The cars we loved.
You’ve probably seen the commercials for the Lincoln MKS, where it takes off like a spaceship from a hanger with trendy rock music playing in the background. Lincoln is trying hard to distance itself from the image its developed as a stodgy old man’s car company. The full-sized 2010 MKS luxury sedan is a continued step in the evolution of Lincoln from old to new in the eyes of car buyers. Based on the striking MKR concept car shown in Detroit in 2007, the production MKS arrived about a year later. unfortunately, the attractive design of the show car was distilled into a very ordinary (if not slightly bland) directive of the Ford Taurus. The MKS’s design is tasteful, but not as dynamic as it’s competition. Something buyers expect when plunking down nearly 50k for a car. It also came with a standard 3.7 liter 275 hp V6, placing it at a disadvantage against the more powerful (and similarly priced) Cadillac STS and Infiniti M.
In keeping with the theme established in its advertising, the MKS was a technological powerhouse, with gadgets galore under the hood and in its comfortable cabin.
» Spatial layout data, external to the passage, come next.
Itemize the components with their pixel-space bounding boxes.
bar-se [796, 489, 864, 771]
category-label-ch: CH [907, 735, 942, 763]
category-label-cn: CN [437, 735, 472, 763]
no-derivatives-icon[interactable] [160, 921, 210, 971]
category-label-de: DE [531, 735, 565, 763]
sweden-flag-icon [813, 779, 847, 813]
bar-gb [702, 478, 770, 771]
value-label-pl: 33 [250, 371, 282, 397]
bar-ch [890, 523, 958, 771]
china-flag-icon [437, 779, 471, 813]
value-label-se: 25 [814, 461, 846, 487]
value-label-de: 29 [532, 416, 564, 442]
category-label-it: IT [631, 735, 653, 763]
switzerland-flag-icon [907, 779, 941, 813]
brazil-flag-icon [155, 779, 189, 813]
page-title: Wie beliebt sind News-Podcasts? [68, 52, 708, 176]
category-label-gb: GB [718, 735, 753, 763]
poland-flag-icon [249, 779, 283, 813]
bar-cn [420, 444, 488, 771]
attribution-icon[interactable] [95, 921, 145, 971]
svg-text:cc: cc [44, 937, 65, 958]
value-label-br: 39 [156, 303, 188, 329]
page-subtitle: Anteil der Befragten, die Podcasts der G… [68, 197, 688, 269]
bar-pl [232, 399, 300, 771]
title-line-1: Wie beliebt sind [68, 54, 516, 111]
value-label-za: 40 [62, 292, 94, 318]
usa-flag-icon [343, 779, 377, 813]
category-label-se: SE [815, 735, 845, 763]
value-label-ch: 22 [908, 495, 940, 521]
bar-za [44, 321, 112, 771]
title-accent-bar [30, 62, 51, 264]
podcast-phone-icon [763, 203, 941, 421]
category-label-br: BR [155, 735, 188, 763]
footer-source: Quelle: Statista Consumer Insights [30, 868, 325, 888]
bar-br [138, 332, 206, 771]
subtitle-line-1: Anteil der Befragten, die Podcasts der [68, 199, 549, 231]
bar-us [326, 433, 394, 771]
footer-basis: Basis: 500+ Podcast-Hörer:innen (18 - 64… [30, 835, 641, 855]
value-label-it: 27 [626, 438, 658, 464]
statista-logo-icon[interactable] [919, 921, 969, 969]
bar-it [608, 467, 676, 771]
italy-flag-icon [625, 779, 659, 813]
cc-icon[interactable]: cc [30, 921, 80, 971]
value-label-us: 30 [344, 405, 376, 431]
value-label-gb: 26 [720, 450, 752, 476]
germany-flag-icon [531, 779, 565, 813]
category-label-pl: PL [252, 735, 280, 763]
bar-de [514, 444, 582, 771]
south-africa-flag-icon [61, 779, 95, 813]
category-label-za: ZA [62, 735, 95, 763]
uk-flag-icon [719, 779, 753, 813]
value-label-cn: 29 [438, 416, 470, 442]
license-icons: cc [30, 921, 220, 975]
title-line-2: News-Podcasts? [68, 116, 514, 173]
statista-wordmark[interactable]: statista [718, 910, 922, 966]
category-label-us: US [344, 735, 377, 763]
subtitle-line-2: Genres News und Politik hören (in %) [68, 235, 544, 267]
A long list of standard options included HID headlights and a DVD based navigation system. An 6 speed automatic transmission with paddleshift was the only shifting option available for the MKS.An attempt was made to address the power deficit between the MKS and it’s competition by the introduction of the advance direct injection EcoBoost V6 engine. Still 3.5 literes, it now offered twin turbocharging for a bump in horsepower to 355. Now the MKS was on par with its competition, with a 0-60 time under 6 seconds. Fuel economy was increased by use of direct injection and smaller turbos for a 17/24 mpg rating. The EcoBoost label allowed the Lincoln to be marketed as a green automobile, appealing to well-heeled quasi environmentalist who valued performance as much as efficiency. The media approved, giving the MKS high marks in performance and comfort, but noting that rivals like Buicks Lucerne cost less and offered similar value.
The MKS would do well to eventually evolve into the design used for the MKR concept car. The luxury car competition is tough and distinctive design is one of its noted hallmarks. The exterior of the MKS has not changed in 3 model years, but new options allowed the jump from 18″ to 20 chrome rims, making the MKS look slightly more aggressive if not a tad bit ghetto. Lincoln has done a good job of establishing the MKS as a benchmark performer in many performance aspects. It’s conservative design is not too showy (like the Chrysler 400) and is not as likely to go out of style too soon, suggesting that the MKS may look “ordinary” for some time to come. Lets hope the next version of it looks more like the striking concept car that it spawned from.